1 cup uncooked wild rice
1 cup water
1 cup water
3 tablespoons butter
2 skinless, boneless chicken breast halves - cubed
1 onion, diced
½ cup chopped celery
2 (10.75 ounce) cans condensed cream of chicken soup
2 ⅔ cups milk
1 (14.5 ounce) can sliced carrots
3 tablespoons sliced almonds
5 tablespoons butter
3 tablespoons dried parsley

Nutrition Info

326.1 calories
carbohydrate: 24.8 g
cholesterol: 60.2 mg
fat: 19.3 g
fiber: 2.4 g
protein: 14.7 g
saturatedFat: 9.8 g
servingSize: -
sodium: 802.9 mg
sugar: 6.8 g
transFat: : -
unsaturatedFat: : -

Directions

  1. Soak rice in 1 cup water for 6 to 8 hours. Drain.

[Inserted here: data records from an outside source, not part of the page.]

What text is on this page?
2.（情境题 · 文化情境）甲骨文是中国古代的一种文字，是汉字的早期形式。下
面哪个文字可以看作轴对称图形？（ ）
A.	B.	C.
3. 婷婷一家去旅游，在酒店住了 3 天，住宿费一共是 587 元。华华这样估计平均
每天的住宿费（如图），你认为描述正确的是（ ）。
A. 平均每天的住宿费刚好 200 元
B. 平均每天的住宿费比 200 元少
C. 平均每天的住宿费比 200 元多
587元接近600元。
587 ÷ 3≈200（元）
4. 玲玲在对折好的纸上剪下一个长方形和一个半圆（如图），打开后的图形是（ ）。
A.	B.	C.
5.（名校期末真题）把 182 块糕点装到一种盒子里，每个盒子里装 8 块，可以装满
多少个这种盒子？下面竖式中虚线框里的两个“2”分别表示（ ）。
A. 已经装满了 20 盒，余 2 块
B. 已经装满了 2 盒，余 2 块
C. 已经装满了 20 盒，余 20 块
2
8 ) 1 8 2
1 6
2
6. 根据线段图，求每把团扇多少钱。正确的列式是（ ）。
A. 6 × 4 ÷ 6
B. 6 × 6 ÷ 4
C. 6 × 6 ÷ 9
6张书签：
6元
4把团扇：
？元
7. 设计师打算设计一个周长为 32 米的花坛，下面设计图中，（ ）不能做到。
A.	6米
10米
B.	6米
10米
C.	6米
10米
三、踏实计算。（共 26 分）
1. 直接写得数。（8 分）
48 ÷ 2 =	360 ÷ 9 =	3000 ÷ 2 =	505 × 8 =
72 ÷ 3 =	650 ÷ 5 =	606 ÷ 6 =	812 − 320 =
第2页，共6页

  2. Bring 1 cup water to a boil in a small saucepan. Stir in drained rice. Boil until water level dips below rice, 10 minutes. Set aside.

  3. In a medium saucepan, melt 3 tablespoons butter over medium-high heat. Cook chicken, onion and celery in butter until browned and slightly crispy, 10 to 15 minutes. Set aside.

  4. In a large pot, combine cream of chicken soup, milk, chicken mixture, carrots, almonds, 5 tablespoons butter and parsley. Bring to a boil, stirring, then reduce heat to low and stir in rice. Simmer, uncovered, 15 minutes, stirring occasionally and adding more water or milk to thin if needed. Serve at once.

Recipe Yield

8 servings

Recipe Note

A thick chicken soup that draws raves every time I serve it. Because of the thickness, it goes great in bread bowls.